Data organization and partitioning
Several technologies in DB2 allow you to break up your data into smaller "chunks" for greater parallelism for queries, allow for partition elimination in queries, and in general help improve performance. One of these technologies is the Table (or Range) Partitioning feature, this feature allows you to take a single table and divide it into partitions which may be spread across multiple table spaces.
This partitioning capability has a number of benefits, including:
- Simplified syntax for creating table or range partitions.
- Large tables can be spread across several table spaces. Note that all of the table spaces specified must have the same page size, extent size, storage mechanism (DMS or SMS), and type (REGULAR or LARGE), and all of the table spaces must be in the same database partition group.
- Simplified process for rolling in and rolling out of table data by seamlessly attaching and detaching table partitions.
- Improved query performance by automatically eliminating data partitions based on predicates in the query.

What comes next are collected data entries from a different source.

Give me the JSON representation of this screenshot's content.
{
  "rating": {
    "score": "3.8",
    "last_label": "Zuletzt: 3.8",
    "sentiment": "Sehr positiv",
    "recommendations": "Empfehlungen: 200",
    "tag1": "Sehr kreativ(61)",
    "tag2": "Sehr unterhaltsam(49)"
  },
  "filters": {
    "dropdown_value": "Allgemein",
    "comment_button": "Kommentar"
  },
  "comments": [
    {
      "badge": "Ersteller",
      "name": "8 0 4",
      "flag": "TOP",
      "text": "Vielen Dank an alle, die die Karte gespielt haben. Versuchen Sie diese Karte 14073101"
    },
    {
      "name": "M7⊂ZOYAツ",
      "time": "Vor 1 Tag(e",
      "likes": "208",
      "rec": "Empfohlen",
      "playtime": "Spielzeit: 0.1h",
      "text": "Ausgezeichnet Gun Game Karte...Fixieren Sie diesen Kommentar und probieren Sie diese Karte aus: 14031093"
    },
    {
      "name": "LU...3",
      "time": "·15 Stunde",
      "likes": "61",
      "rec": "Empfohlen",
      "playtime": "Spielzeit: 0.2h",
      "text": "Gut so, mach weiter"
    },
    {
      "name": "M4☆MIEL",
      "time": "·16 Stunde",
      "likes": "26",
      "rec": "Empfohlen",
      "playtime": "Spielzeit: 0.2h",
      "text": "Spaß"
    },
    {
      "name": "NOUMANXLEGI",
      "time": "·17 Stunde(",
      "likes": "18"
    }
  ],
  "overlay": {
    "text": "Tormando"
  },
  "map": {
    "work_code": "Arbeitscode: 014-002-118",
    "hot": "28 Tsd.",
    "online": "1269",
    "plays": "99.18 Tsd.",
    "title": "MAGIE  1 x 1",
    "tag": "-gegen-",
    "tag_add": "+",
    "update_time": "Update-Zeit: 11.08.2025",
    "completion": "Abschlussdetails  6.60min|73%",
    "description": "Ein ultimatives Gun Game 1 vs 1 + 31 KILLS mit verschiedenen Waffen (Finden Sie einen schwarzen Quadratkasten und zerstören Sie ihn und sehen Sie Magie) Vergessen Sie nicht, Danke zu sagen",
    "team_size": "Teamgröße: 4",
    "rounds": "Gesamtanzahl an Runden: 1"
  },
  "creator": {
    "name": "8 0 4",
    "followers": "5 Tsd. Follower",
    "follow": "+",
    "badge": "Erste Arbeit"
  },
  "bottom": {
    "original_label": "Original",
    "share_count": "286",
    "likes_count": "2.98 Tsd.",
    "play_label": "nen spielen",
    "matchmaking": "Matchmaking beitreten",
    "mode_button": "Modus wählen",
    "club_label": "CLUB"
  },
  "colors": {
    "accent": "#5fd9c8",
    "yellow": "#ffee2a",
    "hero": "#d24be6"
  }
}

Below is the simplified syntax for creating a partitioned table to store 24 month's worth of data in 24 partitions spread across four table spaces.
Listing 5. Syntax for creating a partitioned table
CREATE TABLE fact (txn_id char(7), purchase_date date, ...) IN tbsp1, tbsp2, tbsp3, tbsp4 PARTITION BY RANGE (purchase_date) ( STARTING FROM ('2005-01-01') ENDING ('2006-12-31') EVERY 1 MONTH )
The table creation syntax has a short and a long form. Before diving into the syntax, let's first talk about the partitioning column. Table partitioning allows for the specification of ranges of data, where each range goes into a separate partition. The partitioning column, or columns, defines the ranges. A partitioning column can be any of the DB2 base data types except for LOBs and LONG VARCHAR columns. You can also specify multiple columns (watch for an example later), and you can specify generated columns to simulate partitioning on a function. Here is the short form.
Listing 6. Short form for table partitioning syntax
CREATE TABLE t1(c1 INT) IN tbsp1, tbsp2, tbsp3 PARTITION BY RANGE(c1) (STARTING FROM (0) ENDING (80) EVERY (10))
Here is the same result using the long form.
Listing 7. Long form for table partitioning syntax
CREATE TABLE t1(c1 INT) PARTITION BY RANGE(c1) (STARTING FROM (0) ENDING (10) IN tbsp1, ENDING (20) IN tbsp2, ENDING (30) IN tbsp3, ENDING (40) IN tbsp1, ENDING (50) IN tbsp2, ENDING (60) IN tbsp3, ENDING (70) IN tbsp1, ENDING (80) IN tbsp2)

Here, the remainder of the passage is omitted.